A estupidez não tem limites.

Um pouco mais abaixo da Venezuela, já no Nordeste brasileiro, Ivete Sangalo fez um show sexta-feira em Sobral, no Ceará, na inauguração de um hospital. O governador Cid Gomes contratou a cantora mãos-pro-alto-tira-o-pé-do-chão por 650 mil dinheiros nacionais.

É evidentemente uma aberração gastar-se dinheiro público, num Estado pobre, com um show de inauguração de hospital. Por isso mesmo o governador está sendo questionado por um procurador local, e se sai com respostas estarrecedoras. Que arda no fogo do inferno.

Mas de governantes já se espera esse tipo de canalhice (aproprio-me do termo usado, com enorme precisão, por Ricardo Boechat hoje na rádio BandNews). O que não engulo é essa classe artística brasileira despida de qualquer caráter.

Uma cantora trepada na grana como Ivete Sangalo, que tem milhões de fãs e serve de exemplo para tanta gente com suas pernas enormes e seu discurso sou-boazinha-e-somos-todos-felizes, essa moça que propaga, fim de semana sim, fim de semana não, no programa do Luciano Huck, ou quando vai ao Faustão, ou no “Fantástico”, suas qualidades de batalhadora incansável, mãe exemplar e portadora da alegria ao povo brasileiro, não poderia simplesmente dizer “não”?

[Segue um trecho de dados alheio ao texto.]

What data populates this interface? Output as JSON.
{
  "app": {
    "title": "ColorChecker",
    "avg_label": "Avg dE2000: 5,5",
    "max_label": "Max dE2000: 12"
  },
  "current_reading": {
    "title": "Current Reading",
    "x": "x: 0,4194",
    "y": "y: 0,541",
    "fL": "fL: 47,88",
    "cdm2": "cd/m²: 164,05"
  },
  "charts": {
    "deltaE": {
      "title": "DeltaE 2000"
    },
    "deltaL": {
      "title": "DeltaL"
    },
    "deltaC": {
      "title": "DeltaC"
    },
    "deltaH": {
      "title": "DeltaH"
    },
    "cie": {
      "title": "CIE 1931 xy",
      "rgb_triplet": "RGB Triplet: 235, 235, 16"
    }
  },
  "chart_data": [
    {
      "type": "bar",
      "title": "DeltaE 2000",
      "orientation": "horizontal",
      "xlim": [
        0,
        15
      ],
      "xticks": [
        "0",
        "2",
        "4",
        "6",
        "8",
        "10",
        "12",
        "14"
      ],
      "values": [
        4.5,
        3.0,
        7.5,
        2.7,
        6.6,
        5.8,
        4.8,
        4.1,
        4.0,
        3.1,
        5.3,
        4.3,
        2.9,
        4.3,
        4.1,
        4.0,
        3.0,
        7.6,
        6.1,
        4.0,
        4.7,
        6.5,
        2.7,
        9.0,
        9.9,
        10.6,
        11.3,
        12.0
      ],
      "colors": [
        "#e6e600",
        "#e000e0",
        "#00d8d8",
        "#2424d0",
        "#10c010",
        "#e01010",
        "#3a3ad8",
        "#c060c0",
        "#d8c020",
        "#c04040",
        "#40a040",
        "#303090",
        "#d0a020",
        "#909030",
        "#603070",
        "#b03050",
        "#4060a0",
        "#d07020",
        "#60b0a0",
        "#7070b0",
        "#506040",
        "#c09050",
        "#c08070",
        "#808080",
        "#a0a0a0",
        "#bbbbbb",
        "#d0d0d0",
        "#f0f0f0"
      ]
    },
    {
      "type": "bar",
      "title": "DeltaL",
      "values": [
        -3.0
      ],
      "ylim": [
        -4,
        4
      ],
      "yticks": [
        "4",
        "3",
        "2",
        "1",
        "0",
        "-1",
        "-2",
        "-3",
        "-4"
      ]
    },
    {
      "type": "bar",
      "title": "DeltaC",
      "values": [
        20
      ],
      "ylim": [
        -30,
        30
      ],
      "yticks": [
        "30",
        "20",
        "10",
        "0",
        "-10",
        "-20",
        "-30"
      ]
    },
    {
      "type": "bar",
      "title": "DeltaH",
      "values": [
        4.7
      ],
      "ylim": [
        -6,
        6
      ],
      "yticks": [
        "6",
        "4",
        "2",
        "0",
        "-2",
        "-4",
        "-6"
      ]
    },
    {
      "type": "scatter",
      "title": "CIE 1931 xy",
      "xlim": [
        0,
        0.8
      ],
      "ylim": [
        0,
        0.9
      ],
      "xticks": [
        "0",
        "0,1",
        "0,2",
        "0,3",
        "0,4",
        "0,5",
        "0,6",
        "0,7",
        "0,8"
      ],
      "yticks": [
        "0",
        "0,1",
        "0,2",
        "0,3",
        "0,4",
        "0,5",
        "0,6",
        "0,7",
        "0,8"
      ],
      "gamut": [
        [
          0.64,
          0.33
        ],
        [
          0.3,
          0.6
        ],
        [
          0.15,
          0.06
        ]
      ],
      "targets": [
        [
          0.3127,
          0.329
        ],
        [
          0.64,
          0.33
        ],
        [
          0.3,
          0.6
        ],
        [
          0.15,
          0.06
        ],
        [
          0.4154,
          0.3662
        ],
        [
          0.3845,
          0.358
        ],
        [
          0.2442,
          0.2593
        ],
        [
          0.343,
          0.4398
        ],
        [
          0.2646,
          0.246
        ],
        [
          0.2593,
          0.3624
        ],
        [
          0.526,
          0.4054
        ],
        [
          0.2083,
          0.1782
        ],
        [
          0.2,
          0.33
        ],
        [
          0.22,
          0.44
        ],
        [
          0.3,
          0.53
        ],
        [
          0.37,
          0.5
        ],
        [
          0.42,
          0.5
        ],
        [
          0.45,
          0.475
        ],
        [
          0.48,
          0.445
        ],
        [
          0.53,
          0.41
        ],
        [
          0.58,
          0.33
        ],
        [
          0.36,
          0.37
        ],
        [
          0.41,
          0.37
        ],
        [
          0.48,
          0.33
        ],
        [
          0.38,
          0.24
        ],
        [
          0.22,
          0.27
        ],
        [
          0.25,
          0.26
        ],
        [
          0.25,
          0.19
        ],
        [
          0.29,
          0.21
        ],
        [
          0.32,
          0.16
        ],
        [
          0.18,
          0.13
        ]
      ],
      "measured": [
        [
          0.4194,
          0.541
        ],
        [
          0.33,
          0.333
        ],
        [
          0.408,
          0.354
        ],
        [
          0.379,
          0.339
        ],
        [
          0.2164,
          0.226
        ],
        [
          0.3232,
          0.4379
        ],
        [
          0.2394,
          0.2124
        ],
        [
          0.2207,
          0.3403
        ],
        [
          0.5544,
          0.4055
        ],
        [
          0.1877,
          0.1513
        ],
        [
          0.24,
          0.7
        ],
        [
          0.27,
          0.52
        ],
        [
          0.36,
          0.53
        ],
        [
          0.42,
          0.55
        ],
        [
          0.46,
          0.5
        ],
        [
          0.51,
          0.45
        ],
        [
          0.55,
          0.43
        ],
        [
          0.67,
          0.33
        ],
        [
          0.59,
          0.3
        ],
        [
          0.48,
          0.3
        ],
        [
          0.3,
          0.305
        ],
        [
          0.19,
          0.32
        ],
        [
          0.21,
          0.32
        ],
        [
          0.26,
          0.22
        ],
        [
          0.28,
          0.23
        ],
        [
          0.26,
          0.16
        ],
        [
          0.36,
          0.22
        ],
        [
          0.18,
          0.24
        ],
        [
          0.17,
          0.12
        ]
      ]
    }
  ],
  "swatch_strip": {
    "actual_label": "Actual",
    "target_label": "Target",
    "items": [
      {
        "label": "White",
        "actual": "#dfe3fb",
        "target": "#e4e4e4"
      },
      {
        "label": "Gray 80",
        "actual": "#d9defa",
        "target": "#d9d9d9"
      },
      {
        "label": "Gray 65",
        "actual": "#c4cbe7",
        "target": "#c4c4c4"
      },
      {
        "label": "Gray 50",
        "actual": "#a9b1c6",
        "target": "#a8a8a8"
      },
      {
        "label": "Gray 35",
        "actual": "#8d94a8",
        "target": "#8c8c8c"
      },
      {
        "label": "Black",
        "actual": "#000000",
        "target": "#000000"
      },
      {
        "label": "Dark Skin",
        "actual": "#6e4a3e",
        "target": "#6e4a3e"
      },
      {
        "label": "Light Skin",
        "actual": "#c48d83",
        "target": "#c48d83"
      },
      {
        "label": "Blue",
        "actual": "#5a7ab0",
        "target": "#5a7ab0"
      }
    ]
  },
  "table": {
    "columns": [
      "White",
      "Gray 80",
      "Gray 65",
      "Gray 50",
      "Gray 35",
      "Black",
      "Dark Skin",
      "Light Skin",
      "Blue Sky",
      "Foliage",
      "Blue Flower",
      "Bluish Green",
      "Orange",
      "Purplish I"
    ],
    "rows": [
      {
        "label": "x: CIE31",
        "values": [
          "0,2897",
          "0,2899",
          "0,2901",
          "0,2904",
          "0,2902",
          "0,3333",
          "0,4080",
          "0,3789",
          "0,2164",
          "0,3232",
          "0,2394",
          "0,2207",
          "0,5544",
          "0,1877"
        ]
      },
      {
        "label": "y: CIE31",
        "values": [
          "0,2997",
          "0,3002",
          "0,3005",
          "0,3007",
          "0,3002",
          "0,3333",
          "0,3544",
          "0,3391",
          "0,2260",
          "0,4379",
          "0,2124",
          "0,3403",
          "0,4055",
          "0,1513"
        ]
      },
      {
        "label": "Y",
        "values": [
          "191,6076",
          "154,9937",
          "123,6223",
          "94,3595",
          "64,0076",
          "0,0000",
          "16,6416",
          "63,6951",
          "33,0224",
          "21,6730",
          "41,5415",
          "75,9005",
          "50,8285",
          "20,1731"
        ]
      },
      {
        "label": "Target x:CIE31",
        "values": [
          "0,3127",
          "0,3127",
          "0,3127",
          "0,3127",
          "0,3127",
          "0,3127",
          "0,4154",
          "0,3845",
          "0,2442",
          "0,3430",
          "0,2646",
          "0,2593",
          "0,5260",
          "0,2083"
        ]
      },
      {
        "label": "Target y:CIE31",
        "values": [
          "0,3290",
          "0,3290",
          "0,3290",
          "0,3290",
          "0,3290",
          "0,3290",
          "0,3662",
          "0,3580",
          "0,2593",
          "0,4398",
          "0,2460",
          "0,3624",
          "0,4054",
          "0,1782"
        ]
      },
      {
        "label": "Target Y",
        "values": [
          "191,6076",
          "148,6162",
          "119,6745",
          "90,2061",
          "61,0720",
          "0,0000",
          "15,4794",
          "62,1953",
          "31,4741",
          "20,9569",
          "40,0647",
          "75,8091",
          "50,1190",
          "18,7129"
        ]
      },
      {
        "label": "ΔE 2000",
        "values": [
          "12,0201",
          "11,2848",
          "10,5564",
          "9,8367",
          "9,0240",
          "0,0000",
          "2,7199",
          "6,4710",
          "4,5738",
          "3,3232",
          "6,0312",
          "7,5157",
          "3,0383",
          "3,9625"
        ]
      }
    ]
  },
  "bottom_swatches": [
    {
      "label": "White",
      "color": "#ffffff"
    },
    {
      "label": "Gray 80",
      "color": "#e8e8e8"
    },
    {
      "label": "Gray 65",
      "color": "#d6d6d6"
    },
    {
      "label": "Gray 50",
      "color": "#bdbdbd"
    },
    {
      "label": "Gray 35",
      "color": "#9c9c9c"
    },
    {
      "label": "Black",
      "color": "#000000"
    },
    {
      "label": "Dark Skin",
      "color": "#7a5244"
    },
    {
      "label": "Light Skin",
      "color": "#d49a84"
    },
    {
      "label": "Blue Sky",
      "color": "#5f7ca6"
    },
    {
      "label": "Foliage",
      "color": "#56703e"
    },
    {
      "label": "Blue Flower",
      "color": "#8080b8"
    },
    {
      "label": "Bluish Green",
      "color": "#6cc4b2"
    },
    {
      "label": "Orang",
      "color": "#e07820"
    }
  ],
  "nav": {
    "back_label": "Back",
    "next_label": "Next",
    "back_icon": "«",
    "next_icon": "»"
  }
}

Não poderia divulgar uma nota oficial informando que se recusou a receber 650 mil reais do povo cearense para inaugurar um hospital? Ou, pelo menos, não poderia doar o cachê integral e imediatamente ao próprio hospital, para deixar o idiota do governador com cara de cu?

Ivetão, como alguns a chamam, ou Ivetinha, como a ela outros se referem, precisa, realmente, tirar 650 mil reais da população do Ceará? Já não faz shows em quantidade suficiente com suas pernonas por aí? Não tem vergonha na cara?

Não, não tem. Nem ela, nem a maioria.